Lumian estava um pouco preocupado. “Ela não parece bem… Aconteceu alguma coisa?”
Recentemente, houve cada vez mais anormalidades na aldeia.
Ele olhou para fora por um tempo e a noite voltou ao silêncio. Somente o balanço das folhas provava a existência do vento.
— O que você está olhando? — A voz de Aurore veio de repente atrás dele.
Lumian se virou e ficou encantado ao ver a irmã, que vestia um pijama de duas peças.
— Você também notou algo errado?
— Não, — respondeu Aurore, seu cabelo loiro ligeiramente bagunçado e fofo por ter acabado de acordar.
Depois acrescentou com raiva: — Não vejo nada de errado. Tudo que sei é que tem um cara que está acordado no meio da noite, olhando pela janela.
— No máximo, em uma hora amanhecerá. Como pode ser considerado meio da noite… — Lumian murmurou por hábito. Então ele perguntou: — Você não veio por causa da coruja? Você não viu Naroka lá fora?
— Naroka? — Aurore revelou uma rara expressão vazia.
Lumian contou tudo desde o momento em que acordou e percebeu que havia uma sombra negra do lado de fora da janela até o comportamento estranho de Naroka entrando na floresta.
Quanto à característica especial que descobriu enquanto meditava em seu sonho, ele planejou consultar a mulher misteriosa primeiro, antes de considerar como contar a Aurore ou esconder isso por um tempo para evitar que sua irmã o impedisse de obter superpoderes.
Aurore franziu suas lindas sobrancelhas loiras.
— Algo pode já ter acontecido com Naroka…
— Vá ver como eles estão ao amanhecer.
Lumian perguntou inconscientemente: — O que poderia ter acontecido?
— Como eu poderia saber? Eu não a vi; não há como fazer um julgamento preciso, — retrucou Aurore.
— Você realmente não a viu? — Lumian pensou que sua irmã o estava monitorando o tempo todo.
Aurore zombou. — Você acha que pode ver o que quiser? Se você ver algo que não deveria, terá que considerar em qual cemitério me enterrar. Não vou olhar para fora sem motivo. Vou apenas monitorar sua condição. Eu só vou acordar se algo estiver errado.
Lumian ficou atordoado por um momento e não pôde deixar de piscar. “A Grande Irmã está correndo um risco enorme para cuidar de mim…
Aurore acrescentou seriamente: — É por isso que estou lhe dizendo, não olhe para o que você não deveria ver e não dê ouvidos ao que não deveria ouvir. Buscar um poder extraordinário é uma coisa muito perigosa.
— Entendi. — Lumian assentiu solenemente.
Ao mesmo tempo, ele pensou consigo mesmo: “É precisamente porque é perigoso que não posso deixar você fazer isso sozinha.”
…
Após o café da manhã, Lumian seguiu as instruções da irmã e foi direto para a casa de Naroka.
Ao se aproximar, ele viu muitos aldeões parados do lado de fora da porta, incluindo seus amigos, o pai de Ava, Guillaume Lizier, o pai de Reimund, Pierre Greg, e o irmão mais novo do padre, Pons Bénet.
— O que aconteceu? — Lumian circulou cuidadosamente Pons Bénet e os poucos encrenqueiros que o cercavam e foi para o lado de Reimund.
Reimund respondeu com tristeza. — Naroka faleceu.
— Ah? — Lumian estava preparado para que algo acontecesse com Naroka, mas não esperava que ela estivesse morta.
Reimund continuou divagando. — Antes do amanhecer, o padre veio dar-lhe a última cerimônia.
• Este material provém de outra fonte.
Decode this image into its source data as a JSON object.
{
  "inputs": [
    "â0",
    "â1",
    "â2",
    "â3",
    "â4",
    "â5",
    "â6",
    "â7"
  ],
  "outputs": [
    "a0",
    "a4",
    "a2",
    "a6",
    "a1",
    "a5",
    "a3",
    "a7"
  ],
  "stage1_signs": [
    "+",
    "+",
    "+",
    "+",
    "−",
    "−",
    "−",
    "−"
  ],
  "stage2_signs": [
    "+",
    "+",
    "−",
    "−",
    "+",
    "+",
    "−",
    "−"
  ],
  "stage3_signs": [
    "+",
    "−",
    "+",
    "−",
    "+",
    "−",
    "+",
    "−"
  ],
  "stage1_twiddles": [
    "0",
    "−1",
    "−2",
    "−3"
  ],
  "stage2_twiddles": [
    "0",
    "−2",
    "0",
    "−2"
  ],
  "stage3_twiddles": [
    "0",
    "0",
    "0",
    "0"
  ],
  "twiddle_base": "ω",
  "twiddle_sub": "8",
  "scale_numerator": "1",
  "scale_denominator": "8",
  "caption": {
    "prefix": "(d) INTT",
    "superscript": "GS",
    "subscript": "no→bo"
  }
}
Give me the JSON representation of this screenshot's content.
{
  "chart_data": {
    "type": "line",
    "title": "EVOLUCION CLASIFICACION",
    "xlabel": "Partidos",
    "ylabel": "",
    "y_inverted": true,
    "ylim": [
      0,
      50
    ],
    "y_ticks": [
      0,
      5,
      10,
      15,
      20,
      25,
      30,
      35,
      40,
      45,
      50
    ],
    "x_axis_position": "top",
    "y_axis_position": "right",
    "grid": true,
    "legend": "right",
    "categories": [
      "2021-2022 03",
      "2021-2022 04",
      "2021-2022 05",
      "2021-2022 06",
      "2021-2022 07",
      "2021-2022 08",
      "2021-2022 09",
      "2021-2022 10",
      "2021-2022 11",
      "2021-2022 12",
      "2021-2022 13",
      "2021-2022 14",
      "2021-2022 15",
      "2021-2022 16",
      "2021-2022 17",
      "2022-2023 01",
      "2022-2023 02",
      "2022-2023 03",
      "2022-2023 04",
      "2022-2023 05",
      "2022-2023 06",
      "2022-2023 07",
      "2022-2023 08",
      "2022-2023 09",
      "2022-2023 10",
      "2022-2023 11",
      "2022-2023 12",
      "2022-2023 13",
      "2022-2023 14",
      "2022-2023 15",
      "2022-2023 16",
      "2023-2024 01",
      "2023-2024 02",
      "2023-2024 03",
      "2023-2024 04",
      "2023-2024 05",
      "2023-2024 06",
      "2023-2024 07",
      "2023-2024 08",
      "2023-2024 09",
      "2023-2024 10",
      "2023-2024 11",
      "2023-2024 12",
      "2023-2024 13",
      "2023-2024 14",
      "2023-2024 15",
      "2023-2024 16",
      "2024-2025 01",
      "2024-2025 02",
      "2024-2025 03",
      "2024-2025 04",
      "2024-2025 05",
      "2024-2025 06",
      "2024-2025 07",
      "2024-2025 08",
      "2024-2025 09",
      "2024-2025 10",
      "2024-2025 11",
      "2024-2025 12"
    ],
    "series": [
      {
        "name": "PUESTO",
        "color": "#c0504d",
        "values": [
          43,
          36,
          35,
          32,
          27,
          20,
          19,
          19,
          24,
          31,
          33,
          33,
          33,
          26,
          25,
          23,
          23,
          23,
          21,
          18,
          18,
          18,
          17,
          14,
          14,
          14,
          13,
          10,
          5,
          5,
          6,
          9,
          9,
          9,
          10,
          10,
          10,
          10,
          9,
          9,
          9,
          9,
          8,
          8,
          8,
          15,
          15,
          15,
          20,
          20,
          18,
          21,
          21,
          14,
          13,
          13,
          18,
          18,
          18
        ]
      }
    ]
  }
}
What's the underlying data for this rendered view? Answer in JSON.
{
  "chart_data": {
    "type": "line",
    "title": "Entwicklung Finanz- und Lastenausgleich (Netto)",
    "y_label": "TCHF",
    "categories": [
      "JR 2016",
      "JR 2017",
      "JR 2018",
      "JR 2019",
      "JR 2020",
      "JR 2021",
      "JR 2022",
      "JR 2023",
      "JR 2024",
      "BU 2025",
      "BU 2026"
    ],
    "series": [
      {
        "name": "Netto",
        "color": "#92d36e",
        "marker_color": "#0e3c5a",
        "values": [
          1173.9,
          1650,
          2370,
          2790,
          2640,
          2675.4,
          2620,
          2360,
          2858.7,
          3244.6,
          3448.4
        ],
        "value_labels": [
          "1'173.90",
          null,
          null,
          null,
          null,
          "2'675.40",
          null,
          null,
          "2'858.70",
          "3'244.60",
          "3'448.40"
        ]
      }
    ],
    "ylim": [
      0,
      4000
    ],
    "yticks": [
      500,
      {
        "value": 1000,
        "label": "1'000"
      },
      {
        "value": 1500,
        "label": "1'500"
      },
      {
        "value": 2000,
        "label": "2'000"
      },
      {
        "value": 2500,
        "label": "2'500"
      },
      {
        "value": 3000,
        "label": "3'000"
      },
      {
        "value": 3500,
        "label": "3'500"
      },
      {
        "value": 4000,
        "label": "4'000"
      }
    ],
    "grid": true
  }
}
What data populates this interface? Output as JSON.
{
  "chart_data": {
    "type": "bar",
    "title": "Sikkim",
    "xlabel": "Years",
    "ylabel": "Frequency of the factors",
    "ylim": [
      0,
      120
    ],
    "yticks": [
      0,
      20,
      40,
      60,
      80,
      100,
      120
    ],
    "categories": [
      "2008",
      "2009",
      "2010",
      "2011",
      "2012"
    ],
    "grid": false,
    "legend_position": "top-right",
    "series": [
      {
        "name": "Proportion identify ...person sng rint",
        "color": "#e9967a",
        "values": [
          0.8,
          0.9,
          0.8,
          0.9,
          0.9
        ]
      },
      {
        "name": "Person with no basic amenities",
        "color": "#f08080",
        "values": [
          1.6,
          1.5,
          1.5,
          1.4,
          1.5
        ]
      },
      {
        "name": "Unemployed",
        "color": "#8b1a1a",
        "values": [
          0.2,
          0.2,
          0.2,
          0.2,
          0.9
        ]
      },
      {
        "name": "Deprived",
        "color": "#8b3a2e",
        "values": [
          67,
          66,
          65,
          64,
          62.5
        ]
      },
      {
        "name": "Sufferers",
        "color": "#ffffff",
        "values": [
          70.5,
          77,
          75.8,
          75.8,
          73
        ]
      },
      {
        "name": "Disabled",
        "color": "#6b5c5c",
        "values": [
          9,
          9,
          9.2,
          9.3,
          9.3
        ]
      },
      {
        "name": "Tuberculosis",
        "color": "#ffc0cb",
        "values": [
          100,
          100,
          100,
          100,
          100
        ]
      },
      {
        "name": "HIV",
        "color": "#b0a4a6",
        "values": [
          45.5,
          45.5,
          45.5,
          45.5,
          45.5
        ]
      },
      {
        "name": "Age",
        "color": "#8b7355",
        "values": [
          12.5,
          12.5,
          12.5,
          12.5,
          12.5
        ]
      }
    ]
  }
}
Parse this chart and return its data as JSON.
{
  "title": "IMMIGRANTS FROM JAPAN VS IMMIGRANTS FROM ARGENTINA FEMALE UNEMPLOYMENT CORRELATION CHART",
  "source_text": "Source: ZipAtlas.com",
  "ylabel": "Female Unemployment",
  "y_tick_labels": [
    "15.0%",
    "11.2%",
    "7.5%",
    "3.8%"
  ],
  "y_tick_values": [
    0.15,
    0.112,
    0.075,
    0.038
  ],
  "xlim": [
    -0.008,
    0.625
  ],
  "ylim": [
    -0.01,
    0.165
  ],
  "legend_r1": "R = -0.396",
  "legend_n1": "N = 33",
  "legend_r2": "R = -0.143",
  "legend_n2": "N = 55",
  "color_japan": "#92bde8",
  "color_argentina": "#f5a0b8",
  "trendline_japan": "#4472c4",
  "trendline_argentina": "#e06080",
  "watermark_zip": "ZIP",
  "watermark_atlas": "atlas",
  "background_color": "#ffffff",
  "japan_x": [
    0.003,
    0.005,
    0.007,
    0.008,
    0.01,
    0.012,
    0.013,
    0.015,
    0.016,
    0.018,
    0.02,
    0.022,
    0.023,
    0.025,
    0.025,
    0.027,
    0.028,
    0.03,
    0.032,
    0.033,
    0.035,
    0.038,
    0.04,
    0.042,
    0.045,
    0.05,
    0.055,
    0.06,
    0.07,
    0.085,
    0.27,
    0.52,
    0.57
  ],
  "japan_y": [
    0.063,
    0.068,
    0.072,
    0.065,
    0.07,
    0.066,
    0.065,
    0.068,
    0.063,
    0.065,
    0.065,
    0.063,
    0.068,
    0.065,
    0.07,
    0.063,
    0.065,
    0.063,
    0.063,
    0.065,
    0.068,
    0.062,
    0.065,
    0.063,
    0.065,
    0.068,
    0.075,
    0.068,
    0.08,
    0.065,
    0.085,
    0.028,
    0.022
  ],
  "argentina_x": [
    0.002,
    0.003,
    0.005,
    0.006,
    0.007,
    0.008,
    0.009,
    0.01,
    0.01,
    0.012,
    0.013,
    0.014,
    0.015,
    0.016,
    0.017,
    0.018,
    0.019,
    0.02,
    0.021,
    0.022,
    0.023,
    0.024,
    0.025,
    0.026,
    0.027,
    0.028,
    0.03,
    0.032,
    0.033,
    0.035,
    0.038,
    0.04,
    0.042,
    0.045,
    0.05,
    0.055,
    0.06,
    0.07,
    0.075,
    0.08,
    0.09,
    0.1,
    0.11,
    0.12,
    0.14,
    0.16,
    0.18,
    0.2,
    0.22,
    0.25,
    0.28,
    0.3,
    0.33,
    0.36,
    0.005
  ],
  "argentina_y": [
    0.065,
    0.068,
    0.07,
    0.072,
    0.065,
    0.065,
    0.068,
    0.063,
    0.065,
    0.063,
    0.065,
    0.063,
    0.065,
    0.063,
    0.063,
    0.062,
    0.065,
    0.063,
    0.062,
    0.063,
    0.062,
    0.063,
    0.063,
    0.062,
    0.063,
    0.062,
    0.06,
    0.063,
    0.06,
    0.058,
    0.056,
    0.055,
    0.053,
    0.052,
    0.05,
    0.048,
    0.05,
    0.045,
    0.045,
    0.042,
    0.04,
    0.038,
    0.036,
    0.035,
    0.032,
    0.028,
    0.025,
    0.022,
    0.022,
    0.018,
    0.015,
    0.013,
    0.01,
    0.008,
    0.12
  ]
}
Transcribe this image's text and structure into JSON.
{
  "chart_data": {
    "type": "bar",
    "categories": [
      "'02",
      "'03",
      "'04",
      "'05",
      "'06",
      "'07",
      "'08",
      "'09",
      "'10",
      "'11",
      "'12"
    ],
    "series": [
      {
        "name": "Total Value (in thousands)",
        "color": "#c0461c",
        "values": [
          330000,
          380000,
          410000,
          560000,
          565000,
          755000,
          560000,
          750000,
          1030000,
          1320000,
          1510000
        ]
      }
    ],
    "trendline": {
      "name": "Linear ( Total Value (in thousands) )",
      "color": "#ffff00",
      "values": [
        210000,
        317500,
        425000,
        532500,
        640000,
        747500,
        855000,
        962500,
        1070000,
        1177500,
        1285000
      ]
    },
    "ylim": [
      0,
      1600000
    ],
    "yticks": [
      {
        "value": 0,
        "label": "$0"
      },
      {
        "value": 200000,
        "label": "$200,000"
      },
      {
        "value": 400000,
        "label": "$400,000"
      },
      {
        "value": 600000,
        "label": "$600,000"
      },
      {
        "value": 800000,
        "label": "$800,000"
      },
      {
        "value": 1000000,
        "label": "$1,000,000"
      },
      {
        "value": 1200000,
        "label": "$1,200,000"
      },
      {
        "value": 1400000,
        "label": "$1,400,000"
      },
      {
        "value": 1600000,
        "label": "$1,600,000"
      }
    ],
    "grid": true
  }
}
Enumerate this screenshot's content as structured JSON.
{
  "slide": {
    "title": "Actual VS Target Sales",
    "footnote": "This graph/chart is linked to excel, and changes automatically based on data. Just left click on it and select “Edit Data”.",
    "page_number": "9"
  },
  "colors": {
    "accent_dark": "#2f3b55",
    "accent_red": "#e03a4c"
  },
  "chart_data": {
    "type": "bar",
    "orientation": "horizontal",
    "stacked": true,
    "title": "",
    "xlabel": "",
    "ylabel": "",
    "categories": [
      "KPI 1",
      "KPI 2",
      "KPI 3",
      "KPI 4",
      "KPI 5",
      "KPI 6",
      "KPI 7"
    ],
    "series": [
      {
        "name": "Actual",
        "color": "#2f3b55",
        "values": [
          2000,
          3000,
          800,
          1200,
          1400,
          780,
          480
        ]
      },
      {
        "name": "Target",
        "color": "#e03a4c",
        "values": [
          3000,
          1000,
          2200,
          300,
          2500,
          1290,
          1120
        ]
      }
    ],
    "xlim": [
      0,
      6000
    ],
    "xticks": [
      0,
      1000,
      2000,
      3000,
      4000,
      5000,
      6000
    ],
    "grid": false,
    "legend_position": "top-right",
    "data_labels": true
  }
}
Ela ainda estava bem e cheia de energia há dois dias quando perguntamos a ela sobre a lenda do Bruxo. Por que ela faleceria repentinamente?…
“Antes do amanhecer?” Lumian ficou alarmado.
Ele percebeu que foi justamente nesse momento que viu Naroka. O momento exato da unção do padre não fez muita diferença.
A mente de Lumian fervilhava de pensamentos. “Então, o que eu vi era na verdade o fantasma de Naroka? Isso aconteceu depois que a coruja voou. Ela pode realmente tirar a alma de um humano? Sim, Naroka foi uma das testemunhas do incidente do Bruxo que aconteceu naquela época… Se eu não tivesse ouvido a Grande Irmã e saído à noite, poderia ter sido comigo que o padre faria a última cerimônia. Heh, ele provavelmente cuspiria em mim…”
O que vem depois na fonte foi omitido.